Very little of that matters right now to Brad Kaaya. To the Miami quarterback, 2016 essentially starts now.
Assuming bowl-eligible Miami actually gets a postseason bid, and there's no reason to think it will not, three games remain on the 2015 schedule. In Kaaya's estimation, something the Hurricanes -- who are assured of falling short of their preseason goal, namely playing for an Atlantic Coast Conference title -- can do to salvage this year is build momentum for next season and finish yet another tumult-filled Miami campaign the right way.
"Obviously, it's important to finish strong for our seniors who have done so much and been through so much, to send them out the right way," Kaaya said Tuesday. "At the same time, the end of the season is when the momentum can build. Look at all the teams last year that finished strong and started this year strong. So going into next year, that's important for us."
That's what Saturday's home finale against Georgia Tech, the Nov. 27 regular-season finale at Pittsburgh and the bowl game mean for the Hurricanes.
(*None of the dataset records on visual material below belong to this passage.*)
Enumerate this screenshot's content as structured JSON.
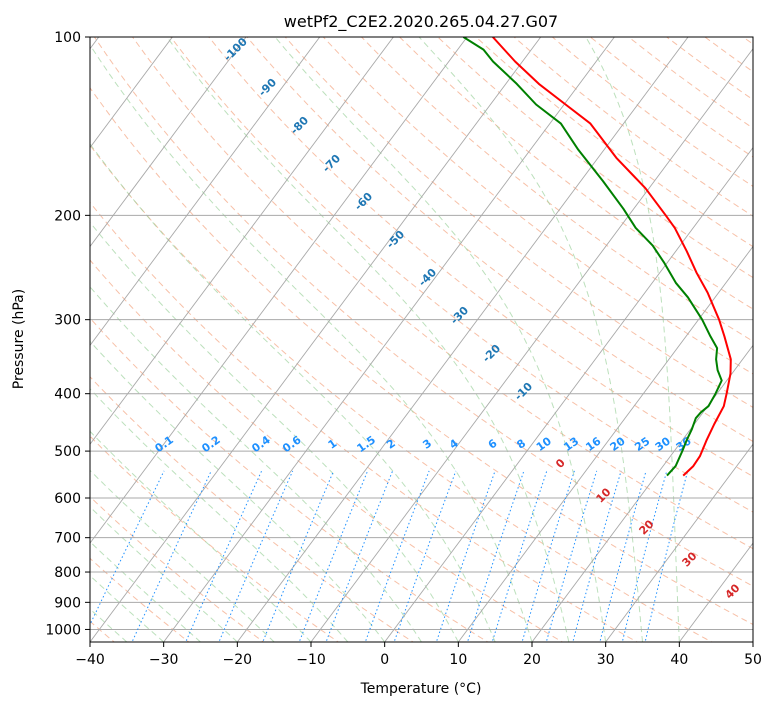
{
  "chart_data": {
    "type": "skew-t",
    "title": "wetPf2_C2E2.2020.265.04.27.G07",
    "xlabel": "Temperature (°C)",
    "ylabel": "Pressure (hPa)",
    "xlim": [
      -40,
      50
    ],
    "ylim": [
      1050,
      100
    ],
    "x_ticks": [
      -40,
      -30,
      -20,
      -10,
      0,
      10,
      20,
      30,
      40,
      50
    ],
    "x_tick_labels": [
      "−40",
      "−30",
      "−20",
      "−10",
      "0",
      "10",
      "20",
      "30",
      "40",
      "50"
    ],
    "y_ticks": [
      100,
      200,
      300,
      400,
      500,
      600,
      700,
      800,
      900,
      1000
    ],
    "y_tick_labels": [
      "100",
      "200",
      "300",
      "400",
      "500",
      "600",
      "700",
      "800",
      "900",
      "1000"
    ],
    "isotherm_labels": [
      {
        "temp": -100,
        "text": "-100"
      },
      {
        "temp": -90,
        "text": "-90"
      },
      {
        "temp": -80,
        "text": "-80"
      },
      {
        "temp": -70,
        "text": "-70"
      },
      {
        "temp": -60,
        "text": "-60"
      },
      {
        "temp": -50,
        "text": "-50"
      },
      {
        "temp": -40,
        "text": "-40"
      },
      {
        "temp": -30,
        "text": "-30"
      },
      {
        "temp": -20,
        "text": "-20"
      },
      {
        "temp": -10,
        "text": "-10"
      }
    ],
    "mixing_ratio_labels": [
      "0.1",
      "0.2",
      "0.4",
      "0.6",
      "1",
      "1.5",
      "2",
      "3",
      "4",
      "6",
      "8",
      "10",
      "13",
      "16",
      "20",
      "25",
      "30",
      "36"
    ],
    "theta_labels": [
      "0",
      "10",
      "20",
      "30",
      "40"
    ],
    "series": [
      {
        "name": "temperature",
        "color": "#ff0000",
        "points": [
          {
            "p": 550,
            "t": 23.7
          },
          {
            "p": 530,
            "t": 24.1
          },
          {
            "p": 510,
            "t": 24.0
          },
          {
            "p": 480,
            "t": 23.3
          },
          {
            "p": 450,
            "t": 22.7
          },
          {
            "p": 420,
            "t": 22.2
          },
          {
            "p": 400,
            "t": 21.3
          },
          {
            "p": 370,
            "t": 19.8
          },
          {
            "p": 350,
            "t": 18.4
          },
          {
            "p": 320,
            "t": 15.2
          },
          {
            "p": 300,
            "t": 12.8
          },
          {
            "p": 270,
            "t": 8.5
          },
          {
            "p": 250,
            "t": 5.0
          },
          {
            "p": 230,
            "t": 1.5
          },
          {
            "p": 210,
            "t": -2.5
          },
          {
            "p": 200,
            "t": -5.0
          },
          {
            "p": 180,
            "t": -10.5
          },
          {
            "p": 160,
            "t": -17.5
          },
          {
            "p": 140,
            "t": -24.5
          },
          {
            "p": 130,
            "t": -29.8
          },
          {
            "p": 120,
            "t": -35.5
          },
          {
            "p": 110,
            "t": -41.0
          },
          {
            "p": 100,
            "t": -46.5
          }
        ]
      },
      {
        "name": "dewpoint",
        "color": "#008000",
        "points": [
          {
            "p": 550,
            "t": 21.5
          },
          {
            "p": 530,
            "t": 21.7
          },
          {
            "p": 500,
            "t": 21.1
          },
          {
            "p": 480,
            "t": 20.6
          },
          {
            "p": 460,
            "t": 20.2
          },
          {
            "p": 440,
            "t": 19.6
          },
          {
            "p": 430,
            "t": 19.7
          },
          {
            "p": 420,
            "t": 20.1
          },
          {
            "p": 400,
            "t": 19.8
          },
          {
            "p": 380,
            "t": 19.3
          },
          {
            "p": 365,
            "t": 17.7
          },
          {
            "p": 350,
            "t": 16.4
          },
          {
            "p": 335,
            "t": 15.4
          },
          {
            "p": 320,
            "t": 13.3
          },
          {
            "p": 300,
            "t": 10.5
          },
          {
            "p": 275,
            "t": 6.3
          },
          {
            "p": 260,
            "t": 3.2
          },
          {
            "p": 240,
            "t": -0.5
          },
          {
            "p": 225,
            "t": -3.7
          },
          {
            "p": 210,
            "t": -7.8
          },
          {
            "p": 195,
            "t": -11.4
          },
          {
            "p": 175,
            "t": -17.0
          },
          {
            "p": 155,
            "t": -23.5
          },
          {
            "p": 140,
            "t": -28.5
          },
          {
            "p": 130,
            "t": -33.8
          },
          {
            "p": 120,
            "t": -38.5
          },
          {
            "p": 110,
            "t": -44.0
          },
          {
            "p": 105,
            "t": -46.5
          },
          {
            "p": 100,
            "t": -50.5
          }
        ]
      }
    ]
  }
}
Everyone knows what Miami (6-4, 3-3) hasn't done since joining the ACC -- such as win 10 games, be ranked No. 1, win a conference title or even compete for a national championship -- but for Kaaya, what's of more importance is what the Hurricanes can do going forward.
"Guys know 8-4 is a lot better than 6-6," Kaaya said.
Playing for titles used to seem like a birthright to the Hurricanes, who won five national championships in a 19-season span ending in 2001 and have spent the last decade-plus in a perpetual rut trying to return to the game's upper echelon. An easy parallel to draw is that Miami hasn't been dominant since making its ACC debut in 2004.
The Hurricanes simply don't believe changing leagues tells the story of their struggle.
"If you ask me if I think it was a mistake to move into the ACC, then I'll put it on the record: No, I don't think it was a mistake," Miami athletic director Blake James said. "I think it was a great move for our institution and our athletic program."
When Miami was an independent and then in the Big East, the Hurricanes made winning look easy. Since joining the ACC, regardless of coach, regardless of style, regardless of situation, the Hurricanes -- even with perhaps the nation's most fertile recruiting base to choose players from -- have made nothing look easy.
For some fans and former players, it was unthinkable for a Miami team to go into a season listing an ACC divisional title as a goal. The reality is, even though Miami technically played for the ACC title in 2004 (in the pre-divisions era) and would have gone to the conference title game in 2012 had it not been for the NCAA scandal caused by the actions of a former booster, even that title is too daunting for Miami right now.
"Anytime you get an opportunity to be a bowl team, you've got to say that the season wasn't a failure," said Miami interim coach Larry Scott, who took over for Al Golden last month. "Obviously, we're at the University of Miami. Expectations are always high. We have high standards and expectations for our players and for ourselves as coaches and as a staff. But at the end of the day, it's not a failure."
Plenty of people would surely disagree.
Miami's last 10-win season was 2003, when the Hurricanes went 11-2 and beat Florida State in the Orange Bowl. Since then, 76 different FBS programs -- that's more than 60 percent of the nation's programs -- have had at least one 10-win record, and that number could conceivably grow to 85 by the end of this season. And 57 teams have been in the AP Top 25 since Miami last appeared in the poll.
Meanwhile, Miami has been topping out at nine wins, and needs to win out just to get there this year.
"Let's finish it the right way," Kaaya said. "Let's finish it like men and not give up because one goal is out of our reach."